Paying all the fees for bouncing a check is costly enough.
Should you also have to put up with a private company tracking you down and demanding that you attend one of its costly personal finance classes to avoid prosecution?
In 2006, Congress passed a law that allowed district attorney’s offices to hire private companies to pursue bad checks that are too small for prosecutors to worry about.
According to cnn.com a company called American Corrective Counseling Services now has contracts to do just than 17 states.
ACCS splits all money it collects to cover the bad checks and fees with the prosecutor’s office.
But it also makes money from financial management courses that cost another $160, and that people who wrote the checks are required by law to attend at their own expense.
We’re not talking about professional criminals here. We’re talking about consumers who have bounced checks for as little as $14 being threatened with prosecution if they don’t pony up to a private company.
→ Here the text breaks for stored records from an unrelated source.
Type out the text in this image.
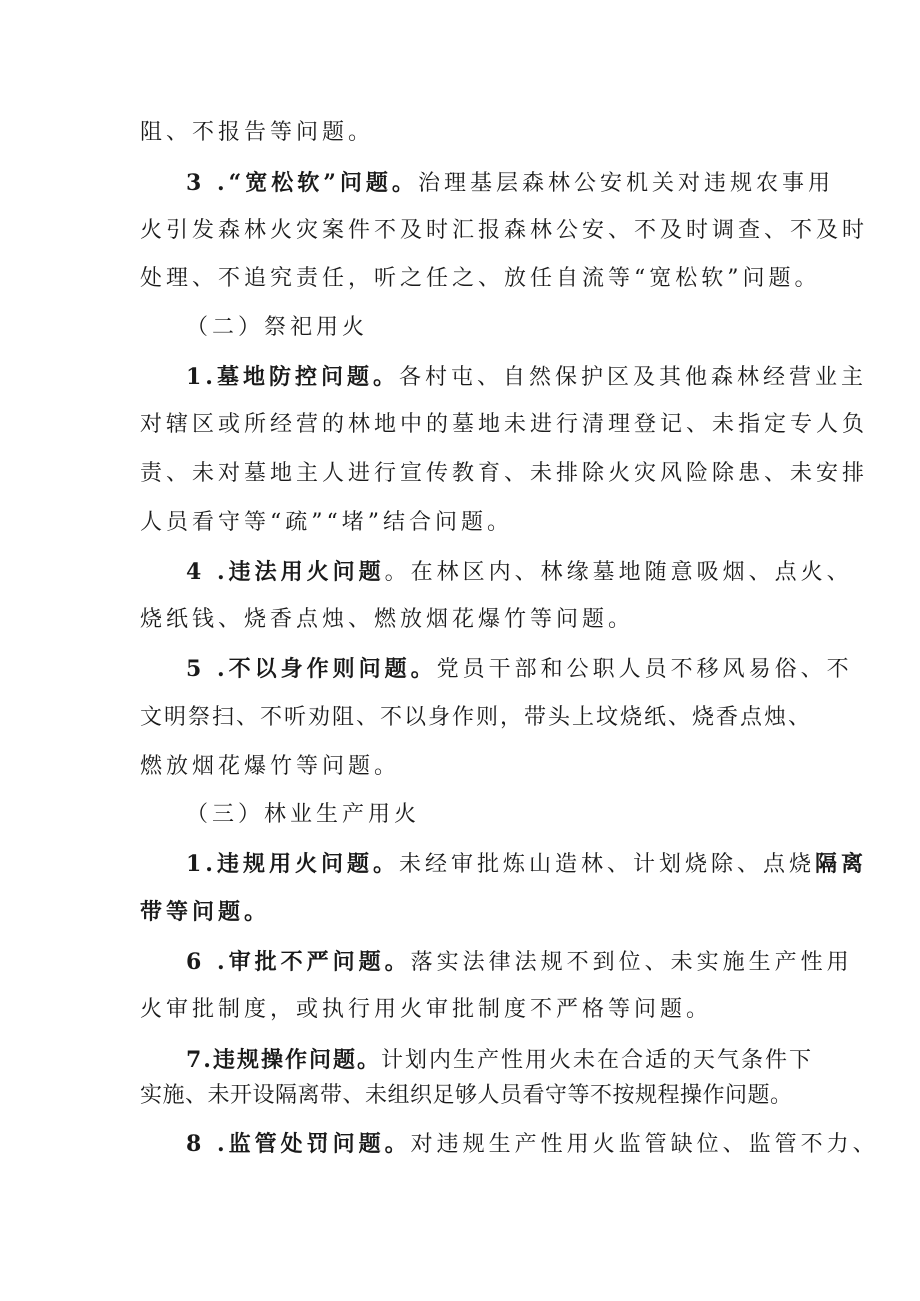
阻、不报告等问题。
3 .“宽松软”问题。治理基层森林公安机关对违规农事用
火引发森林火灾案件不及时汇报森林公安、不及时调查、不及时
处理、不追究责任，听之任之、放任自流等“宽松软”问题。
（二）祭祀用火
1.墓地防控问题。各村屯、自然保护区及其他森林经营业主
对辖区或所经营的林地中的墓地未进行清理登记、未指定专人负
责、未对墓地主人进行宣传教育、未排除火灾风险除患、未安排
人员看守等“疏”“堵”结合问题。
4 .违法用火问题。在林区内、林缘墓地随意吸烟、点火、
烧纸钱、烧香点烛、燃放烟花爆竹等问题。
5 .不以身作则问题。党员干部和公职人员不移风易俗、不
文明祭扫、不听劝阻、不以身作则，带头上坟烧纸、烧香点烛、
燃放烟花爆竹等问题。
（三）林业生产用火
1.违规用火问题。未经审批炼山造林、计划烧除、点烧隔离
带等问题。
6 .审批不严问题。落实法律法规不到位、未实施生产性用
火审批制度，或执行用火审批制度不严格等问题。
7.违规操作问题。计划内生产性用火未在合适的天气条件下
实施、未开设隔离带、未组织足够人员看守等不按规程操作问题。
8 .监管处罚问题。对违规生产性用火监管缺位、监管不力、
Jennifer Osborn, a California student who bounced a $92 check to her college bookstore, told CNN that the ASCS courses are “boring…pointless.” But the company’s contract with at least one prosecutor states those classes are its “principal business activity.”
My take: Hiring a private company to pursue bad checks isn’t all that different from having a collection agency pursue bad credit card debt. It’s unpleasant but probably necessary.
Allowing that company to profit from mandatory personal finance classes of questionable value is unpleasant and unnecessary. We need to put a stop to it.